I babysat for Katie this weekend and while sitting around with my sister and brother-in-law,
Wonderturtle came up in conversation. Last May, following our wedding, WT shared a cab to the airport with my sister and brother-in-law and taught them
The Law and Order Game. From that day forward, my brother-in-law declared her one of the coolest people he'd ever met. But, when she came up by name on Saturday, he had no idea who she was. No idea, that is, until my sister said "You, know, Law and Order."

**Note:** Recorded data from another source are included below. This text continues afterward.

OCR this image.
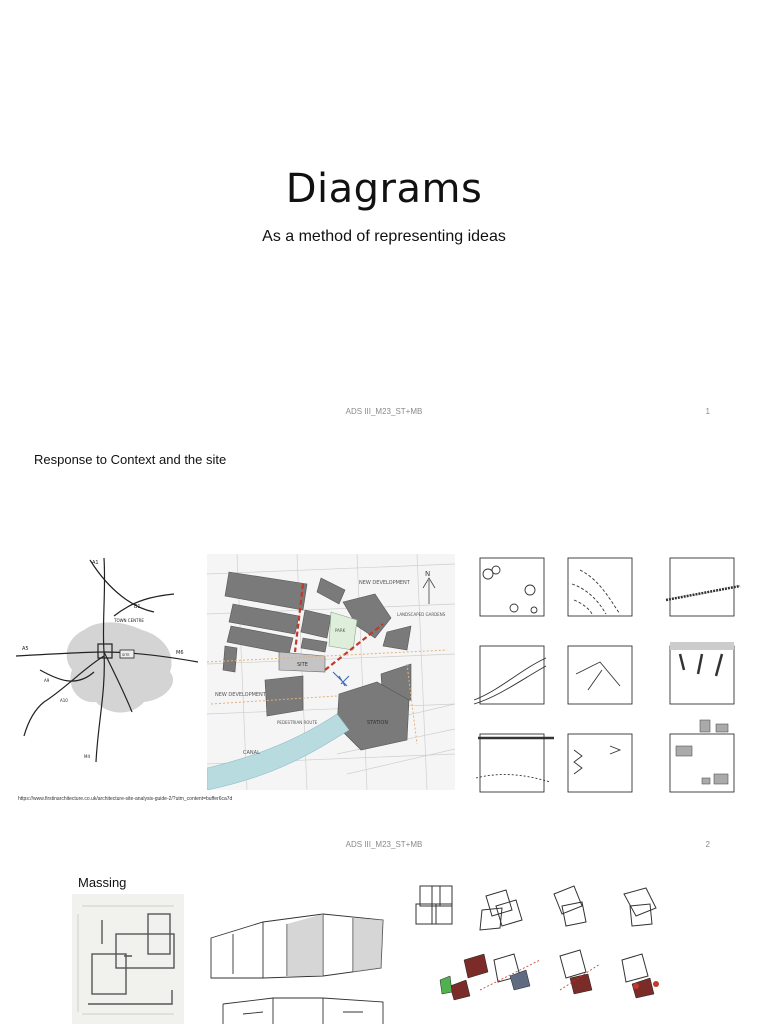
Diagrams
As a method of representing ideas
ADS III_M23_ST+MB	1
Response to Context and the site
TOWN CENTRE
SITE
A1
B1
A5
M6
A9
A10
M4
N
NEW DEVELOPMENT
NEW DEVELOPMENT
CANAL
STATION
SITE
LANDSCAPED GARDENS
PARK
PEDESTRIAN ROUTE
https://www.firstinarchitecture.co.uk/architecture-site-analysis-guide-2/?utm_content=buffer6ca7d
ADS III_M23_ST+MB	2
Massing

It got me thinking about how the simplest little things can quickly become our identities to people who barely know us. I thought about college. Big Head Girl, who worked on a play with some friends and made a nuisance of herself and had a big head. Willem Dafoe Keychain Girl, who made the mistake of telling a story in class about talking to her Willem Dafoe keychain. The Guy Who Looks Like Danny Siegel, who...well...looked like our friend Danny Seigel. Annoying Question Guy, whose name I learned after several other classes with him but who never stopped asking annoying questions designed to show the professor how much he knew. There were countless others.
The same thing happens now whenever I find myself at a scientific conference with someone I know. We end up referring to other people at the conference by single events or minor physical attributes that become their identity.
Other than the names that are vaguely cruel physical descriptions, most of them were based on a single event, a single comment in class that might have had very little to do with the person's actual character. Yet, its the tiny, seemingly pointless moments in our lives that often come to define us.